Still — upon that mattress, I have pulled the covers around my chin on many a rainy morning. I have taken multitudinous afternoon naps. I have played hand-under-the-blanket with our purring cat for hours on end. Upon its folds, I have dreamed of crossing mountain ridges that defied the laws of gravity. I have dreamed of sailing to Greenland through cold seas with waves as high as the moon. Upon its folds, I have lied awake at 3 a.m. attempting to fabricate a suitable denouement for a nearly finished essay. I have tossed and turned over missed deadlines. I have passed out drunk upon its glorious ridges and folds more times than I care to count. Upon it I writhed for almost three weeks when infected with the H1N1 flu virus. It is upon that mattress that my wife and I consoled each other the night we had to put our old dog down. And it was upon that mattress that I lay prostrate for a week, knocked woozy by painkillers, when I hurt my back three days before we were scheduled to leave on a trip to Cuba.

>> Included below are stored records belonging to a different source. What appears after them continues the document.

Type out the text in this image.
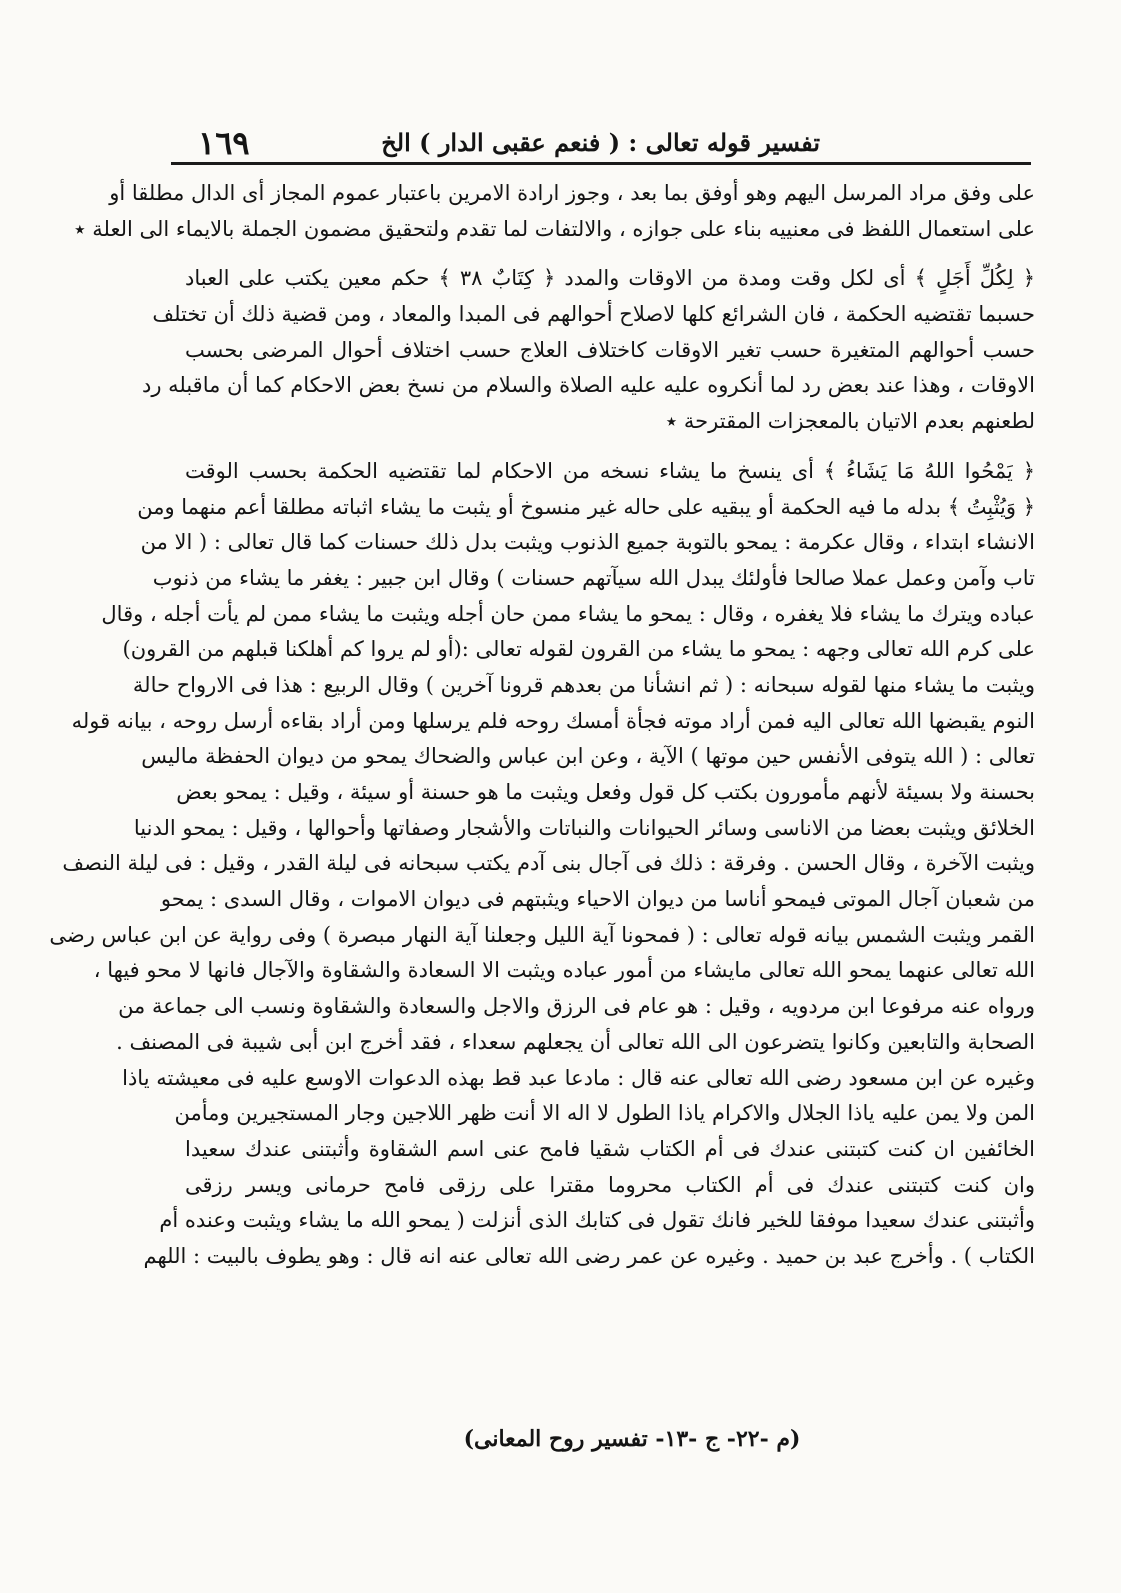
تفسير قوله تعالى : ( فنعم عقبى الدار ) الخ
١٦٩
على وفق مراد المرسل اليهم وهو أوفق بما بعد ، وجوز ارادة الامرين باعتبار عموم المجاز أى الدال مطلقا أو
على استعمال اللفظ فى معنييه بناء على جوازه ، والالتفات لما تقدم ولتحقيق مضمون الجملة بالايماء الى العلة ٭
﴿ لِكُلِّ أَجَلٍ ﴾ أى لكل وقت ومدة من الاوقات والمدد ﴿ كِتَابٌ ٣٨ ﴾ حكم معين يكتب على العباد
حسبما تقتضيه الحكمة ، فان الشرائع كلها لاصلاح أحوالهم فى المبدا والمعاد ، ومن قضية ذلك أن تختلف
حسب أحوالهم المتغيرة حسب تغير الاوقات كاختلاف العلاج حسب اختلاف أحوال المرضى بحسب
الاوقات ، وهذا عند بعض رد لما أنكروه عليه عليه الصلاة والسلام من نسخ بعض الاحكام كما أن ماقبله رد
لطعنهم بعدم الاتيان بالمعجزات المقترحة ٭
﴿ يَمْحُوا اللهُ مَا يَشَاءُ ﴾ أى ينسخ ما يشاء نسخه من الاحكام لما تقتضيه الحكمة بحسب الوقت
﴿ وَيُثْبِتُ ﴾ بدله ما فيه الحكمة أو يبقيه على حاله غير منسوخ أو يثبت ما يشاء اثباته مطلقا أعم منهما ومن
الانشاء ابتداء ، وقال عكرمة : يمحو بالتوبة جميع الذنوب ويثبت بدل ذلك حسنات كما قال تعالى : ( الا من
تاب وآمن وعمل عملا صالحا فأولئك يبدل الله سيآتهم حسنات ) وقال ابن جبير : يغفر ما يشاء من ذنوب
عباده ويترك ما يشاء فلا يغفره ، وقال : يمحو ما يشاء ممن حان أجله ويثبت ما يشاء ممن لم يأت أجله ، وقال
على كرم الله تعالى وجهه : يمحو ما يشاء من القرون لقوله تعالى :(أو لم يروا كم أهلكنا قبلهم من القرون)
ويثبت ما يشاء منها لقوله سبحانه : ( ثم انشأنا من بعدهم قرونا آخرين ) وقال الربيع : هذا فى الارواح حالة
النوم يقبضها الله تعالى اليه فمن أراد موته فجأة أمسك روحه فلم يرسلها ومن أراد بقاءه أرسل روحه ، بيانه قوله
تعالى : ( الله يتوفى الأنفس حين موتها ) الآية ، وعن ابن عباس والضحاك يمحو من ديوان الحفظة ماليس
بحسنة ولا بسيئة لأنهم مأمورون بكتب كل قول وفعل ويثبت ما هو حسنة أو سيئة ، وقيل : يمحو بعض
الخلائق ويثبت بعضا من الاناسى وسائر الحيوانات والنباتات والأشجار وصفاتها وأحوالها ، وقيل : يمحو الدنيا
ويثبت الآخرة ، وقال الحسن . وفرقة : ذلك فى آجال بنى آدم يكتب سبحانه فى ليلة القدر ، وقيل : فى ليلة النصف
من شعبان آجال الموتى فيمحو أناسا من ديوان الاحياء ويثبتهم فى ديوان الاموات ، وقال السدى : يمحو
القمر ويثبت الشمس بيانه قوله تعالى : ( فمحونا آية الليل وجعلنا آية النهار مبصرة ) وفى رواية عن ابن عباس رضى
الله تعالى عنهما يمحو الله تعالى مايشاء من أمور عباده ويثبت الا السعادة والشقاوة والآجال فانها لا محو فيها ،
ورواه عنه مرفوعا ابن مردويه ، وقيل : هو عام فى الرزق والاجل والسعادة والشقاوة ونسب الى جماعة من
الصحابة والتابعين وكانوا يتضرعون الى الله تعالى أن يجعلهم سعداء ، فقد أخرج ابن أبى شيبة فى المصنف .
وغيره عن ابن مسعود رضى الله تعالى عنه قال : مادعا عبد قط بهذه الدعوات الاوسع عليه فى معيشته ياذا
المن ولا يمن عليه ياذا الجلال والاكرام ياذا الطول لا اله الا أنت ظهر اللاجين وجار المستجيرين ومأمن
الخائفين ان كنت كتبتنى عندك فى أم الكتاب شقيا فامح عنى اسم الشقاوة وأثبتنى عندك سعيدا
وان كنت كتبتنى عندك فى أم الكتاب محروما مقترا على رزقى فامح حرمانى ويسر رزقى
وأثبتنى عندك سعيدا موفقا للخير فانك تقول فى كتابك الذى أنزلت ( يمحو الله ما يشاء ويثبت وعنده أم
الكتاب ) . وأخرج عبد بن حميد . وغيره عن عمر رضى الله تعالى عنه انه قال : وهو يطوف بالبيت : اللهم
(م -٢٢- ج -١٣- تفسير روح المعانى)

With all mattresses, there is yin and there is yang. Most of us come in on a mattress and most of us will go out on one, too.

I suspect we will take that mattress to the Habitat for Humanity Re-Store on the other side of town. We recycle the detritus of our almost embarrassingly middle-class life there fairly frequently. Last time, it was two badly outdated light fixtures placed in our house by the people who built it during the Summer of Love. Before I even passed onto the Re-Store property, a woman probably 70 years old who pulled up behind me effused about how lovely those butt-ugly fixtures were. She offered me $5 on the spot. I told her she was welcome to them and she acted the same way I did when I scored that mattress from the shack that now pockmarked with bullet holes.

One person’s trash is indeed another person’s treasure.

The mattress we will soon discard will make a good bed for someone. I hope it will see long-remembered bedtime stories and giggly slumber parties and passionate lovemaking. I hope it will provide comfort when the flu visits and on the day when the old dog is sent over the rainbow bridge. I hope it becomes a snug bastion in an unpredictable world, a world where sometimes you get a surprise invite to join three buxom lasses on a trip to a beautiful hot spring and sometimes you get left on the side of a lonesome highway while taking a piss under the deep dark New Mexico sky.